A cientista política Maria Teresa Sadek fez uma análise sobre a atual crise do Poder Judiciário num artigo brilhante, sério e muito competente, publicado pelo jornal O Estado de São Paulo no dia 14 de janeiro e que está abaixo transcrito. Se preferir clique aqui para ler diretamente no site do jornal. , mas, particularmente prefiro que você continue na nossa companhia.
Vale a pena entender a razão pela qual há juizes que querem a mudança do Judiciário e outros que não querem, o que ela mesma diz ser uma "demanda de dificil reversão".
A história toda da crise do Judiciário tem tomado contornos até então inimaginados em razão da revelação de um relatório do COAF, um órgão da Receita Federal que controla a movimentação de contas bancárias. Este relatório foi encomendado pelo Conselho Nacional de Justiça CNJ e recentemente utilizado em sua própria defesa nas ações promovidas por associação de juizes. O relatório revela que 3.426 juizes e servidores do Poder Judiciário fizeram movimentações bancárias atípicas, envolvendo 855 milhões entre 2000 e 2010.
Isto por que as associações de juizes propuseram uma ação no STF contra o CNJ - Conselho Nacional de Justiça (leia-se a Corregedora Eliana Calmon) por que ela resolveu ver como anda a forturna dos juizes. As ações pretendem tirar a competência da Corregedoria do CNJ para investigar ações de juízes e desembargadores dos Tribunais de Justiça dos Estados. Para se defender Eliana Calmon juntou no processo o relatório do COAF para demonstrar que tem muita coisa ainda a ser investigada.
Isto tudo é muito desagradável e quem sai perdendo é a democracia. A imagem do Judiciário corre o risco de ficar muito suja e vai levar um tempão para se reabilitar, caso estas investigações não sejam levadas adiante.
Gente, juiz ganha bom salário, mas não dá para ficar rico. É o mesmo que ocorre com Auditor Fiscal e Promotor Público que também ganham bem, mas NÃO PODEM ficar rico só com este salário. Não há matemática moderna que os ajude nesta hora. De onde veio esta grana de mais de 800 milhões de reais movimentados entre 2000 e 2010, nas contas pessoais dos juizes que o relatório do COAF denunciou? Isto precisa de uma explicação.
São os primeiros raios de luz que estão entrando na caixa preta do Judiciário. Depois disso foi publicada notícia de que vários juízes no Estado de São Paulo não declaram imposto de renda há varios anos. Vários juizes, repito. A última notícia é de que o Estado de São Paulo (Tribunal de Justiça) foi o que mais teve movimentação de dinheiro EM ESPÉCIE.
Uma pergunta a ser feita é: Por que dinheiro em espécie em grande quantidade circulando e sendo depositado ou retirado das contas de juizes paulistas? Sabe o que isto quer dizer? Que é um indício que esta dinherama toda andou circulando por aí, fora das contas bancárias e do controle das autoridades financeiras. Indícios de ocorrência de corrupção, compra de sentença.

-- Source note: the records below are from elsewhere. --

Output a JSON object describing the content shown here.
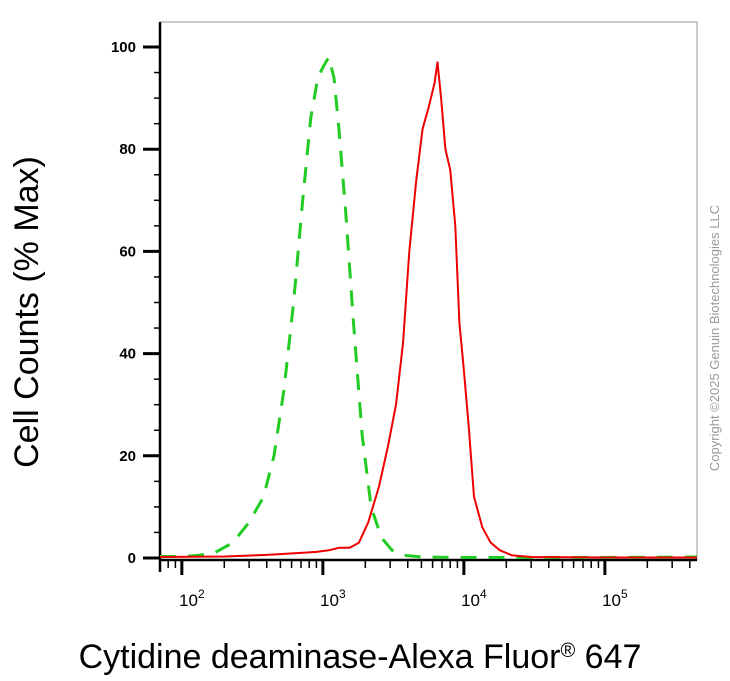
{
  "chart_data": {
    "type": "line",
    "xlabel": "Cytidine deaminase-Alexa Fluor",
    "xlabel_superscript": "®",
    "xlabel_suffix": " 647",
    "ylabel": "Cell Counts (% Max)",
    "x_scale": "log",
    "xlim": [
      70,
      450000
    ],
    "ylim": [
      0,
      105
    ],
    "y_ticks": [
      0,
      20,
      40,
      60,
      80,
      100
    ],
    "y_tick_labels": [
      "0",
      "20",
      "40",
      "60",
      "80",
      "100"
    ],
    "x_ticks": [
      {
        "value": 100,
        "base": "10",
        "exp": "2"
      },
      {
        "value": 1000,
        "base": "10",
        "exp": "3"
      },
      {
        "value": 10000,
        "base": "10",
        "exp": "4"
      },
      {
        "value": 100000,
        "base": "10",
        "exp": "5"
      }
    ],
    "grid": false,
    "series": [
      {
        "color": "#22cc22",
        "style": "dashed",
        "points": [
          [
            70,
            0.3
          ],
          [
            100,
            0.3
          ],
          [
            130,
            0.5
          ],
          [
            170,
            1
          ],
          [
            230,
            3
          ],
          [
            300,
            7
          ],
          [
            380,
            12
          ],
          [
            450,
            20
          ],
          [
            530,
            33
          ],
          [
            620,
            50
          ],
          [
            720,
            70
          ],
          [
            820,
            86
          ],
          [
            920,
            94
          ],
          [
            1000,
            96
          ],
          [
            1100,
            98
          ],
          [
            1200,
            94
          ],
          [
            1300,
            84
          ],
          [
            1450,
            68
          ],
          [
            1650,
            46
          ],
          [
            1900,
            24
          ],
          [
            2200,
            10
          ],
          [
            2600,
            4
          ],
          [
            3100,
            1.5
          ],
          [
            3800,
            0.5
          ],
          [
            5000,
            0.2
          ],
          [
            10000,
            0.1
          ],
          [
            100000,
            0.1
          ],
          [
            450000,
            0.2
          ]
        ]
      },
      {
        "color": "#ee0000",
        "style": "solid",
        "points": [
          [
            70,
            0.2
          ],
          [
            200,
            0.3
          ],
          [
            400,
            0.6
          ],
          [
            700,
            1
          ],
          [
            900,
            1.2
          ],
          [
            1100,
            1.5
          ],
          [
            1300,
            2
          ],
          [
            1550,
            2
          ],
          [
            1800,
            3
          ],
          [
            2100,
            7
          ],
          [
            2500,
            14
          ],
          [
            2900,
            22
          ],
          [
            3300,
            30
          ],
          [
            3700,
            42
          ],
          [
            4100,
            60
          ],
          [
            4600,
            74
          ],
          [
            5100,
            84
          ],
          [
            5600,
            88
          ],
          [
            6200,
            93
          ],
          [
            6500,
            97
          ],
          [
            6900,
            90
          ],
          [
            7400,
            80
          ],
          [
            8000,
            76
          ],
          [
            8700,
            65
          ],
          [
            9300,
            46
          ],
          [
            9900,
            38
          ],
          [
            10800,
            26
          ],
          [
            11800,
            12
          ],
          [
            13500,
            6
          ],
          [
            15500,
            3
          ],
          [
            18000,
            1.5
          ],
          [
            22000,
            0.5
          ],
          [
            30000,
            0.2
          ],
          [
            100000,
            0.1
          ],
          [
            450000,
            0.1
          ]
        ]
      }
    ]
  },
  "copyright": "Copyright ©2025 Genuin Biotechnologies LLC"
}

Minha mais sincera solidariedade aos juizes honestos. Eles estão sendo misturados com joio e não podem sequer se defender. Que se separem o joio do trigo imediatamente dando-se nomes aos bois e que os bois joios sejam enviados ao abatedouro.
Há também uma discussão em Belo Horizonte por que o Tribunal de Justiça de Minas Gerais fez 17 promoções de desembargadores que, segundo denúncias, estas promoções são totalmente irregulares. O caso está para ser julgado pelo CNJ. Como se vê, isto não vai parar logo.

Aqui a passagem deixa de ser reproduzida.